The European Investment Bank (EIB), the European Union's long-term financing institution, is providing ECU 50 million(1) for schemes to supply drinking water to urban centres in Morocco.
The Office National de l'Eau Potable (ONEP), established in 1972 for the purpose of producing and distributing drinking water, is receiving the EIB loan, which is the first tranche of an ECU 100 million package for increasing water supply in a number of towns whose production and distribution capacities are already or will soon become overloaded. The scheme involves 22 sub-projects, of which six are for water production, eight for supplying water and eight for water distribution. The work will be carried out over the period 1997-2001 and has been scheduled so that the projects will come on stream as the existing facilities reach saturation point. The various components of the project will provide additional supplies of drinking water and water for industrial purposes of up to 100 million m3 a year and will affect a population currently estimated at 3 million (more than 20% of Morocco's urban population) but which is expected to rise to 4.6 million by the year 2015. The project, which forms part of ONEP's ECU 727 million investment programme for the period 1996-2000, provides for an increase in the number of staff employed by ONEP from 6 400 to just over 8 000 when the project comes on stream.

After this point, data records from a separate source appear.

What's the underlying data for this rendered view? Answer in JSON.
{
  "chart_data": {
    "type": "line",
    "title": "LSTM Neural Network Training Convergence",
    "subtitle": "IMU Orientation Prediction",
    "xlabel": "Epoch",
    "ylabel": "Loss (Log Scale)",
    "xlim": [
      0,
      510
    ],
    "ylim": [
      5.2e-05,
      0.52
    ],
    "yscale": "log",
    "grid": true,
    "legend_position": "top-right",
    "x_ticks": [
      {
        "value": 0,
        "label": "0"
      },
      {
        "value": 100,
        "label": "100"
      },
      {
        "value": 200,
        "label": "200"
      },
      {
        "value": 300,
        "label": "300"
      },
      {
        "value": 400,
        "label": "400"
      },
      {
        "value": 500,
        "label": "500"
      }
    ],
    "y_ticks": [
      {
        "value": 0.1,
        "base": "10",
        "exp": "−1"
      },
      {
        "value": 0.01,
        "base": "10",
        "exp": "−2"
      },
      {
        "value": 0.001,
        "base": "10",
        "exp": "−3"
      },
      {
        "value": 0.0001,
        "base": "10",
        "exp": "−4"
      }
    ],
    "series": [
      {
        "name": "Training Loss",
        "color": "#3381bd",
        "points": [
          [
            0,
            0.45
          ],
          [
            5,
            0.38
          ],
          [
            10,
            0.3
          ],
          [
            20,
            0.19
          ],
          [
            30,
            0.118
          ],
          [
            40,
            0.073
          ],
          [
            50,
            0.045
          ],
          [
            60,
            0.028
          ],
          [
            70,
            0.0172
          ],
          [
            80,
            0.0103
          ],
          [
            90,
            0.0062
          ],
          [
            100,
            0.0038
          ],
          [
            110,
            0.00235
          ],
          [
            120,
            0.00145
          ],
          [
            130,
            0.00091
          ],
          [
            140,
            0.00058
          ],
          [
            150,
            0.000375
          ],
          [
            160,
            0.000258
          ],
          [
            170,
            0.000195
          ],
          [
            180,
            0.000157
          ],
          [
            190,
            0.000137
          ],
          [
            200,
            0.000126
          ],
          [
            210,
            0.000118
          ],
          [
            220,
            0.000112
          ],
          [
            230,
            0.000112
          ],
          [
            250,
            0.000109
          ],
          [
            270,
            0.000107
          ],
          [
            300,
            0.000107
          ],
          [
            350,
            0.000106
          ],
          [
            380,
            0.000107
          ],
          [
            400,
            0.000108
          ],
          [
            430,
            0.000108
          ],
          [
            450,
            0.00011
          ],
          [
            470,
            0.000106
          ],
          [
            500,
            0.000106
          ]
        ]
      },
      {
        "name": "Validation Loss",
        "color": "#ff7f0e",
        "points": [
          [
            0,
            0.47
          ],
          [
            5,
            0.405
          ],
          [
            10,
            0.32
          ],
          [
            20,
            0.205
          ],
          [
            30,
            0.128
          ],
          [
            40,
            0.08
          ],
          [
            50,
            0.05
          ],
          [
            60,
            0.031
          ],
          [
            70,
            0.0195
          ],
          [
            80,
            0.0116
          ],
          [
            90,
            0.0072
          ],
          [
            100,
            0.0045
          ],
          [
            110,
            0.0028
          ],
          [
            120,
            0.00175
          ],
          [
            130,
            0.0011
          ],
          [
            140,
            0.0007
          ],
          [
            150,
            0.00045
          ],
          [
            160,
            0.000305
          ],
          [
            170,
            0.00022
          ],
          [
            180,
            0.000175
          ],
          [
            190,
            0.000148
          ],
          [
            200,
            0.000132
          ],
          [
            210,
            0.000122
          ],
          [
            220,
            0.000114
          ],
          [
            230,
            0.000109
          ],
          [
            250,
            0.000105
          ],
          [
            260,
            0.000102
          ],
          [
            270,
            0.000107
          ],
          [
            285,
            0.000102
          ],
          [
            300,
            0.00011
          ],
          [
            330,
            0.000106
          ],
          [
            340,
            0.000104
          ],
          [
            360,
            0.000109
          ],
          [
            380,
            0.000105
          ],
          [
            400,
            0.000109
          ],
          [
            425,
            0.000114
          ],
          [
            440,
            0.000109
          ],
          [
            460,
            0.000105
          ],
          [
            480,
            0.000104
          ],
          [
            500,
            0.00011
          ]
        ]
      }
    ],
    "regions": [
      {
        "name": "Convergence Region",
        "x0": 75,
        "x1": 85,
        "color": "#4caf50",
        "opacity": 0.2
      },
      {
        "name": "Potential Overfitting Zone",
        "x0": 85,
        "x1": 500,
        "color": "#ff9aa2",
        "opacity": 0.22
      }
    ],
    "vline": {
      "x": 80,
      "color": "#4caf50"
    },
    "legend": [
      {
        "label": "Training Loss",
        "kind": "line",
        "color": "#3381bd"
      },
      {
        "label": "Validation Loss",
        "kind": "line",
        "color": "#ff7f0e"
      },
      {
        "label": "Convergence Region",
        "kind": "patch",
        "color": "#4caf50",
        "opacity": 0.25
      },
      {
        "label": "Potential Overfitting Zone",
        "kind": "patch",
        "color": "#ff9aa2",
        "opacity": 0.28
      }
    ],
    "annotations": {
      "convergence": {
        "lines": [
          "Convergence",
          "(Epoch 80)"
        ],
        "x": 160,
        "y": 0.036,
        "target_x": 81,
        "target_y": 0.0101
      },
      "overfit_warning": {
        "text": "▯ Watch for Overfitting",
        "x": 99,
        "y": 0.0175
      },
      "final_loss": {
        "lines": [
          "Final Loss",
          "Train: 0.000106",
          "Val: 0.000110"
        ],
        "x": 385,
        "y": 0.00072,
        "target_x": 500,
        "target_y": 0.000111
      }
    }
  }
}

This loan is the second, after the loan signed for modernisation of the railways, to be granted in Morocco under the new "Euro-Mediterranean Partnership" mandate, which authorises the Bank to commit ECU 2 310 million between 1997 and 1999 in favour of projects promoted in twelve non-EU Mediterranean countries.
Since 1991, the EIB has advanced ECU 600 million for projects of key importance for the Moroccan economy, such as the EU-Morocco power grid interconnection via the Strait of Gibraltar, high-voltage electricity transmission facilities and power supplies to rural areas, improvements to the trunk and international telephone networks and large-scale water management schemes (sewerage systems in several coastal towns, irrigation of farmland in the Doukkala Plain, etc.); the EIB has also contributed towards funding SMEs in the productive and cooperative sectors through global loans to Morocco's Caisse Nationale de Crédit Agricole and 18 commercial banks, intended particularly to pave the way for joint ventures between Moroccan and European operators.
(1) The conversion rates used by the EIB for statistical purposes during the current quarter are those obtaining on 30/6/1997, when ECU 1 = 0.68 GBP, 6.64 FRF, 1.13 USD, 0.75 IEP, 10.8625 MAD.